In the preferred embodiment of the actuator device, each insulator element (1) comprises two parallel and opposed longitudinal portions (11). The two longitudinal portions (11) are joined together by a transverse portion (12). As shown in FIG. 2, each insulator element (1) is basically U-shaped. The preferred conformation of the insulator elements (1) maximizes the beneficial shielding effects with respect to electromagnetic fields generated by each solenoid (S), thus reducing in a consistent manner interference between the solenoids (S). The longitudinal portions (11) preferably comprise an end portion (13) that is oriented perpendicularly to the longitudinal axis (X) and terminates near the core (2).
Preferably each solenoid (S) is placed in the space between the longitudinal portions (11) of the respective insulator element (1). In particular, the insulator elements (1) are arranged outside of the containment body (5). Furthermore, the insulator elements (1) are shaped such that the longitudinal portions (11) are situated at a pre-determined distance from the respective solenoid (S). This distance may be chosen according to the characteristics of the electromagnetic field generated by the solenoids (S), in order to reduce as much as possible interference between the solenoids (S) themselves. The longitudinal portions (11) are arranged outside of the external covers (7).
Preferably each insulator element (1) is further shaped so that the electromagnetic core (2) of the respective solenoid (S) is arranged at a pre-determined distance from the transverse portion (12), at least at one of its ends. This allows to further reduce the mutual interference between the solenoids (S). This allows to further reduce electromagnetic interferences between the various solenoids (S).

Claims

1. An actuator device, in particular for ink-jet printheads, comprising:

two or more electromagnetic actuators or solenoids (S), each comprising a ferromagnetic core (2) and a conductor winding or coil (4), arranged concentrically to the ferromagnetic core (2);

a containment body (5), which encloses the solenoids (S);

characterized in that the containment body (5) is provided with at least one cooling conduit (6).

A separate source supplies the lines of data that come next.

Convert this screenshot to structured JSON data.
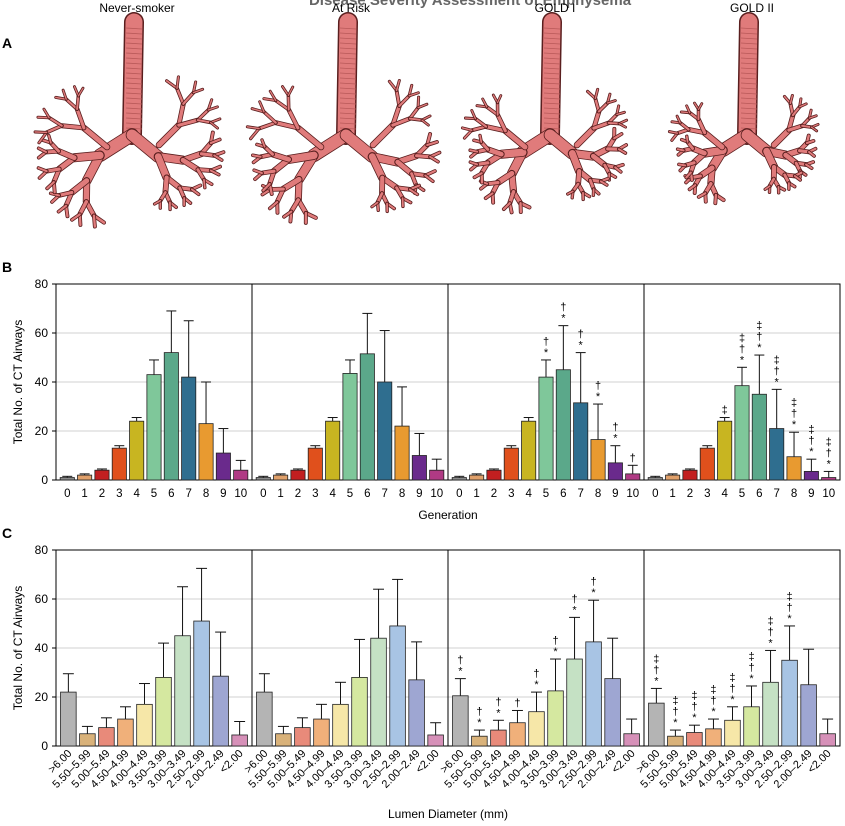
{
  "figure": {
    "top_header_text": "Disease Severity Assessment of Emphysema",
    "panel_letters": [
      "A",
      "B",
      "C"
    ],
    "group_labels": [
      "Never-smoker",
      "At Risk",
      "GOLD I",
      "GOLD II"
    ]
  },
  "colors": {
    "tree": "#e07b7b",
    "tree_outline": "#5a1f1f",
    "gen": [
      "#8a8a8a",
      "#e0a06a",
      "#c21f20",
      "#e0501c",
      "#c8b521",
      "#7fc79a",
      "#5ba88a",
      "#2f6e8f",
      "#e89a30",
      "#6a2a8c",
      "#b03a84"
    ],
    "diam": [
      "#b4b4b4",
      "#d9b27a",
      "#e88a7a",
      "#f0b07a",
      "#f6e7a8",
      "#d5e8a0",
      "#c5e1c4",
      "#a8c4e4",
      "#9ea6d2",
      "#d690b8"
    ]
  },
  "chart_data": [
    {
      "id": "B",
      "type": "bar",
      "title": "",
      "ylabel": "Total No. of CT Airways",
      "xlabel": "Generation",
      "ylim": [
        0,
        80
      ],
      "yticks": [
        0,
        20,
        40,
        60,
        80
      ],
      "grid": true,
      "categories": [
        "0",
        "1",
        "2",
        "3",
        "4",
        "5",
        "6",
        "7",
        "8",
        "9",
        "10"
      ],
      "series": [
        {
          "name": "Never-smoker",
          "values": [
            1,
            2,
            4,
            13,
            24,
            43,
            52,
            42,
            23,
            11,
            4
          ],
          "errors": [
            0.5,
            0.5,
            0.5,
            1,
            1.5,
            6,
            17,
            23,
            17,
            10,
            4
          ],
          "marks": [
            "",
            "",
            "",
            "",
            "",
            "",
            "",
            "",
            "",
            "",
            ""
          ]
        },
        {
          "name": "At Risk",
          "values": [
            1,
            2,
            4,
            13,
            24,
            43.5,
            51.5,
            40,
            22,
            10,
            4
          ],
          "errors": [
            0.5,
            0.5,
            0.5,
            1,
            1.5,
            5.5,
            16.5,
            21,
            16,
            9,
            4.5
          ],
          "marks": [
            "",
            "",
            "",
            "",
            "",
            "",
            "",
            "",
            "",
            "",
            ""
          ]
        },
        {
          "name": "GOLD I",
          "values": [
            1,
            2,
            4,
            13,
            24,
            42,
            45,
            31.5,
            16.5,
            7,
            2.5
          ],
          "errors": [
            0.5,
            0.5,
            0.5,
            1,
            1.5,
            7,
            18,
            20.5,
            14.5,
            7,
            3.5
          ],
          "marks": [
            "",
            "",
            "",
            "",
            "",
            "*\n†",
            "*\n†",
            "*\n†",
            "*\n†",
            "*\n†",
            "†"
          ]
        },
        {
          "name": "GOLD II",
          "values": [
            1,
            2,
            4,
            13,
            24,
            38.5,
            35,
            21,
            9.5,
            3.5,
            1
          ],
          "errors": [
            0.5,
            0.5,
            0.5,
            1,
            1.5,
            7.5,
            16,
            16,
            10,
            5,
            2.5
          ],
          "marks": [
            "",
            "",
            "",
            "",
            "‡",
            "*\n†\n‡",
            "*\n†\n‡",
            "*\n†\n‡",
            "*\n†\n‡",
            "*\n†\n‡",
            "*\n†\n‡"
          ]
        }
      ]
    },
    {
      "id": "C",
      "type": "bar",
      "title": "",
      "ylabel": "Total No. of CT Airways",
      "xlabel": "Lumen Diameter (mm)",
      "ylim": [
        0,
        80
      ],
      "yticks": [
        0,
        20,
        40,
        60,
        80
      ],
      "grid": true,
      "categories": [
        ">6.00",
        "5.50–5.99",
        "5.00–5.49",
        "4.50–4.99",
        "4.00–4.49",
        "3.50–3.99",
        "3.00–3.49",
        "2.50–2.99",
        "2.00–2.49",
        "<2.00"
      ],
      "series": [
        {
          "name": "Never-smoker",
          "values": [
            22,
            5,
            7.5,
            11,
            17,
            28,
            45,
            51,
            28.5,
            4.5
          ],
          "errors": [
            7.5,
            3,
            4,
            5,
            8.5,
            14,
            20,
            21.5,
            18,
            5.5
          ],
          "marks": [
            "",
            "",
            "",
            "",
            "",
            "",
            "",
            "",
            "",
            ""
          ]
        },
        {
          "name": "At Risk",
          "values": [
            22,
            5,
            7.5,
            11,
            17,
            28,
            44,
            49,
            27,
            4.5
          ],
          "errors": [
            7.5,
            3,
            4,
            6,
            9,
            15.5,
            20,
            19,
            15.5,
            5
          ],
          "marks": [
            "",
            "",
            "",
            "",
            "",
            "",
            "",
            "",
            "",
            ""
          ]
        },
        {
          "name": "GOLD I",
          "values": [
            20.5,
            4,
            6.5,
            9.5,
            14,
            22.5,
            35.5,
            42.5,
            27.5,
            5
          ],
          "errors": [
            7,
            2.5,
            4,
            5,
            8,
            13,
            17,
            17,
            16.5,
            6
          ],
          "marks": [
            "*\n†",
            "*\n†",
            "*\n†",
            "†",
            "*\n†",
            "*\n†",
            "*\n†",
            "*\n†",
            "",
            ""
          ]
        },
        {
          "name": "GOLD II",
          "values": [
            17.5,
            4,
            5.5,
            7,
            10.5,
            16,
            26,
            35,
            25,
            5
          ],
          "errors": [
            6,
            2.5,
            3,
            4,
            5.5,
            8.5,
            13,
            14,
            14.5,
            6
          ],
          "marks": [
            "*\n†\n‡",
            "*\n†\n‡",
            "*\n†\n‡",
            "*\n†\n‡",
            "*\n†\n‡",
            "*\n†\n‡",
            "*\n†\n‡",
            "*\n†\n‡",
            "",
            ""
          ]
        }
      ]
    }
  ]
}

2. An actuator device according to claim 1, wherein the cooling conduit (6) is formed on an outer lateral surface of the containment body (5).

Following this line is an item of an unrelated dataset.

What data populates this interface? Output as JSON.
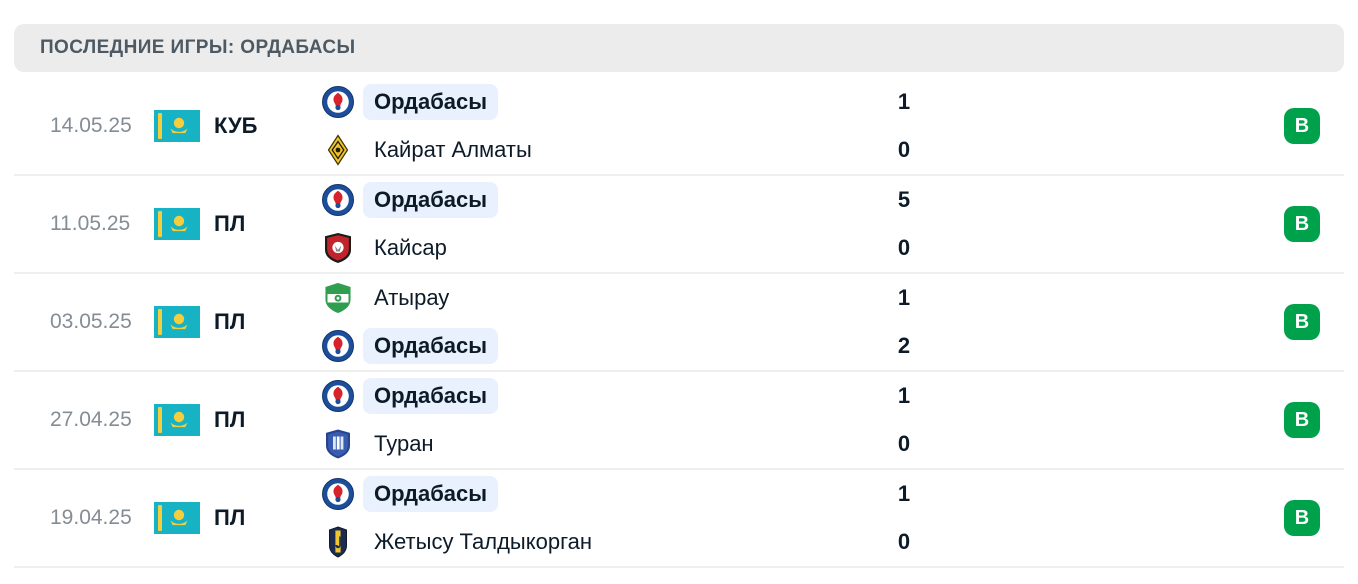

3. An actuator device according to claim 2, wherein the cooling conduit (6) is delimited at least partly by an outer cover (7).

4. An actuator device according to claim 1, wherein the conduit (6) laps the solenoids (S).

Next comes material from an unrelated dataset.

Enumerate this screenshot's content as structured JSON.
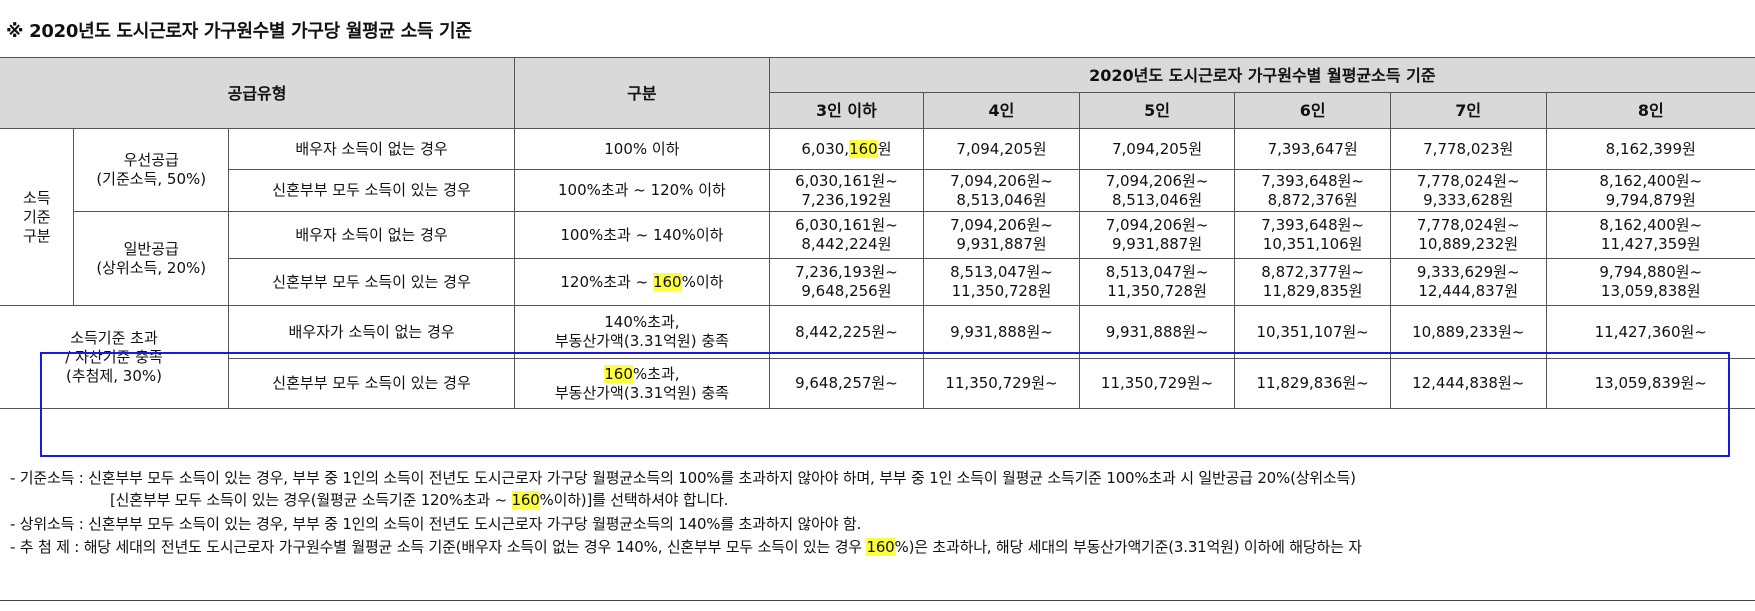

5. An actuator device according to claim 1, wherein the conduit (6) exhibits a development with opposing lugs, with rectilinear portions (61) that are parallel to the solenoids (S).

6. An actuator device according to claim 1, comprising two conduits (6) arranged at two opposite side surfaces of the containment body (5), on opposite sides of the solenoids (S), each delimited by an outer cover (7).

7. An actuator device according to claim 1, comprising an insulator element (1) for each solenoid (S), wherein each insulator element (1) is made of a magnetic material and is disposed at least partially in proximity of a respective ferromagnetic core (2).

8. An actuator device according to claim 7, wherein each insulator element (1) comprises two longitudinal portions (11) that are parallel and opposite one to another.

9. An actuator device according to claim 8, in which each solenoid (S) is placed in the space between the longitudinal portions (11) of the respective insulator element (1).

10. An actuator device according to claim 9, wherein the longitudinal portions (11) are arranged at a pre-determined distance from the respective solenoid (S).